The state's public safety is being threatened by mismanagement that has allowed Hawaii's boating facilities to deteriorate, the state auditor says.
State says boating
facilities need major fix
The Land Department plansBy Bruce Dunford
public hearings to raise commercial
and recreational fees
"Many facilities need major repairs and face permanent closure if not addressed," said Auditor Marion Higa in a report released yesterday.
The criticism of the Department of Land and Natural Resources' management of the small-boat harbors is not new. Audits in 1993 and 1998 reported the same deficiencies.
In response, department Chairman Gilbert Coloma-Agaran pleaded poverty but said he plans a significant increase in slip rentals and commercial fees next year to provide funding to make improvements.

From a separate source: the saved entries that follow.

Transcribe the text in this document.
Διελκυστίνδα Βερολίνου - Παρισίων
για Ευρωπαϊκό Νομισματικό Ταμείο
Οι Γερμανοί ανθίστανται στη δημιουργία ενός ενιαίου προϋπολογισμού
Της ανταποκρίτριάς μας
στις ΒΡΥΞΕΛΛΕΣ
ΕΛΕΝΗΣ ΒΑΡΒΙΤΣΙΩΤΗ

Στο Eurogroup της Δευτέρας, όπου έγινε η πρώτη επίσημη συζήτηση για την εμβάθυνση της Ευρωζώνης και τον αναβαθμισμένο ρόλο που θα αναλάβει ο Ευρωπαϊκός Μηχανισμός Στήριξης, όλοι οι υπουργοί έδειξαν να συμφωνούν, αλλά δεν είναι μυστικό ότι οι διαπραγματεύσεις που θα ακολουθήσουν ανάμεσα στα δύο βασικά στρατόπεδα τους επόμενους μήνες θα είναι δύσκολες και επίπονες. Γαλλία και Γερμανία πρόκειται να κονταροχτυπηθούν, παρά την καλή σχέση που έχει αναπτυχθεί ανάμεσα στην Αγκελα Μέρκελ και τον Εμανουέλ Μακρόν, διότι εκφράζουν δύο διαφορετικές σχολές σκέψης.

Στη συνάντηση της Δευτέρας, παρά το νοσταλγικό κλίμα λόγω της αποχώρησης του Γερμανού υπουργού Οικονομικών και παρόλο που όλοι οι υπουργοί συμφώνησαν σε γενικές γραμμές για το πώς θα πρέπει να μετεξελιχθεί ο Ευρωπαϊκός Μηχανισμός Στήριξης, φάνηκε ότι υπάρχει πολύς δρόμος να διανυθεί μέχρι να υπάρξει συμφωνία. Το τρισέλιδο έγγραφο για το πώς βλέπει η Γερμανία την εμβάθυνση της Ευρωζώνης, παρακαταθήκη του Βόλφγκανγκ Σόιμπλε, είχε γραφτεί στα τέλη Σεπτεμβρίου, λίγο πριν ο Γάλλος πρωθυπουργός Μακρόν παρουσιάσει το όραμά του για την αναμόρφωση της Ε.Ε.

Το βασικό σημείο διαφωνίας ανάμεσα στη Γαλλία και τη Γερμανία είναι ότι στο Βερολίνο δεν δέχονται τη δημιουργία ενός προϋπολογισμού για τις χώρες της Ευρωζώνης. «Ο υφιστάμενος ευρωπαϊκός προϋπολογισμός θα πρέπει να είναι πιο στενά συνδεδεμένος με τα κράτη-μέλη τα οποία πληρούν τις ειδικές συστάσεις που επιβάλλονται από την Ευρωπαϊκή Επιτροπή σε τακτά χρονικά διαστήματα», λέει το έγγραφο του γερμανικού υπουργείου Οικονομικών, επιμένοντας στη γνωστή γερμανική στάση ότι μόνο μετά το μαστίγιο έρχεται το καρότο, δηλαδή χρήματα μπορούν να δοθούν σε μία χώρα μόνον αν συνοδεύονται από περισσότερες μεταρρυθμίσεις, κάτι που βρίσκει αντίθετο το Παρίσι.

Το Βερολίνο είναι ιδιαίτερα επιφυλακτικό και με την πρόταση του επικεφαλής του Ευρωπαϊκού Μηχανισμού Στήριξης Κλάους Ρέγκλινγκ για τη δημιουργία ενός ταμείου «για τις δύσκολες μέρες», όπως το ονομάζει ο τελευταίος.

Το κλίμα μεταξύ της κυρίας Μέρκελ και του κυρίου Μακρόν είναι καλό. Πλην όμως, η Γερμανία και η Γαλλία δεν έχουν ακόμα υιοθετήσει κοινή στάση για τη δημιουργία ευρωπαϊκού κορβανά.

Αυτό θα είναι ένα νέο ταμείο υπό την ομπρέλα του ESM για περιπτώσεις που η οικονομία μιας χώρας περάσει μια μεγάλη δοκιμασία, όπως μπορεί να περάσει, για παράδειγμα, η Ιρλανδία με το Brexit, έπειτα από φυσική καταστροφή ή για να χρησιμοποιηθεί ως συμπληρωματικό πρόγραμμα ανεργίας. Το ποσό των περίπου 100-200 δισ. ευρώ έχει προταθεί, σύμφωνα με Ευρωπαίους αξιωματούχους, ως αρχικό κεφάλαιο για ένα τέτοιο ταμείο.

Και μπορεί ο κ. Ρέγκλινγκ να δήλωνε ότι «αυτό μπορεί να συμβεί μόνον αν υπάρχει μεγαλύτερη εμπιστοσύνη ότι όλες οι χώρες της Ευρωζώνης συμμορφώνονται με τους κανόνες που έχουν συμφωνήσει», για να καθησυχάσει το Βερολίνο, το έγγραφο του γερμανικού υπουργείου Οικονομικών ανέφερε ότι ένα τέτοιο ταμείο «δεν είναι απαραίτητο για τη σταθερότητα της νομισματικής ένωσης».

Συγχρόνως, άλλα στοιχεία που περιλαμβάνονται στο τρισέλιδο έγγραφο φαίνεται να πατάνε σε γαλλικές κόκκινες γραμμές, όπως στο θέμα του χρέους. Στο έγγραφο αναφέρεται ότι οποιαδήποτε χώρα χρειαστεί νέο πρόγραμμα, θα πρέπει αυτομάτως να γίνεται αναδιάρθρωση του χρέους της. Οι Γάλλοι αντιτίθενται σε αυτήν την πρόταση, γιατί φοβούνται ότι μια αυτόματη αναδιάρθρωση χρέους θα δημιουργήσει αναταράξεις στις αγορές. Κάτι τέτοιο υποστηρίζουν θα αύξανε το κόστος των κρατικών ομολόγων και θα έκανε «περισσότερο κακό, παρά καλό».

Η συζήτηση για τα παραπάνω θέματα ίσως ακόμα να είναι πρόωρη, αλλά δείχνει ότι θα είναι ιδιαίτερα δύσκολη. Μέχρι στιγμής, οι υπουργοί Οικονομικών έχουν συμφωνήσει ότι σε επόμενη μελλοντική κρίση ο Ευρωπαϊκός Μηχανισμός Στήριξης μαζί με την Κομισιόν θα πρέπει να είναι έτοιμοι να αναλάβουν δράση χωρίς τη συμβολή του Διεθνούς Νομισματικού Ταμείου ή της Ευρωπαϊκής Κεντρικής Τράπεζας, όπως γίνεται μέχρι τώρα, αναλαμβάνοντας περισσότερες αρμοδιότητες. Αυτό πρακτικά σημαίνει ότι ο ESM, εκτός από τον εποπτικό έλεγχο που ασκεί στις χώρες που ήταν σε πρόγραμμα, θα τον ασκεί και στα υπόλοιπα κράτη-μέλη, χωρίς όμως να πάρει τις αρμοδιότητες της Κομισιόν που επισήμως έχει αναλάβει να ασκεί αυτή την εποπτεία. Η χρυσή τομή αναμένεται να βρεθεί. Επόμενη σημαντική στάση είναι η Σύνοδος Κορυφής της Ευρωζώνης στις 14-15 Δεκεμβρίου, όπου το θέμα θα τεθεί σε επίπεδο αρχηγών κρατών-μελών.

He also said the department is continuing its push for legislation to privatize Oahu's Ala Wai and Keehi harbors to generate income to support the other 19 small-boat harbors and other boating programs statewide.
Of 338 boating slips at the Keehi harbor, 64 are closed for safety and liability reasons, resulting in an annual loss of $100,000, Higa said.
Sections of the Waianae and Kailua-Kona harbors are also closed for safety and liability reasons, the audit found.
"Such problems have resulted partly from poor planning, an insufficient fee structure, funding programs from special funds instead of general funds and paying a disproportionate share of the department's enforcement costs," Higa said.
The department concurred in general with the auditor's recommendations but strongly disagreed that it has mismanaged and neglected the state's boating program.
"Despite any differences of opinion that may be reflected in our attached comments, we believe this report provides a solid base and positive direction for the improvement of our state boating facilities in a fiscally responsible manner," Coloma-Agaran said.
In the attachment to his response, the department said public hearings are planned for this summer to raise fees for both commercial and recreational users to "market value," the first increases since March 1994.
"We are well aware that the present fees for use of state boating facilities are well below the fees being charged at private marina facilities both here and on the mainland," the department said. "The department has determined that the status quo approach to revenue generation will no longer produce the level of revenue needed to address the deferred maintenance backlog."
Higa's report noted that the state's highest monthly mooring rate is $4.10 per foot at Ala Wai Harbor, compared to the private Ko Olina Marina in West Oahu, which charges $9 a foot.
While other private facilities charge as little as $2.18 per foot, they also require initiation and application fees, dues and food and beverage minimums," Higa said.
Another potential source of revenue for the state are the 750 parking stalls at Ala Wai Harbor now free to the general public.
The department said that when it attempted to establish a parking fee at Ala Wai, the Senate passed a resolution asking that it be kept free for surfers and beachgoers.
Higa's report acknowledged the department's efforts over the past several years to get legislation to privatize Ala Wai and Keehi harbors in order to support the state's other small-boat harbors, and said those efforts should continue.
The department agreed.
"Our review of successful private marina operations on the mainland indicates that on average, mooring and other harbor use fees contribute no more than 35 percent of total income from the operation," the department said. "The remaining 65 percent is derived from compatible, nonmaritime uses and services such as restaurants, specialty shops and other nonintrusive uses."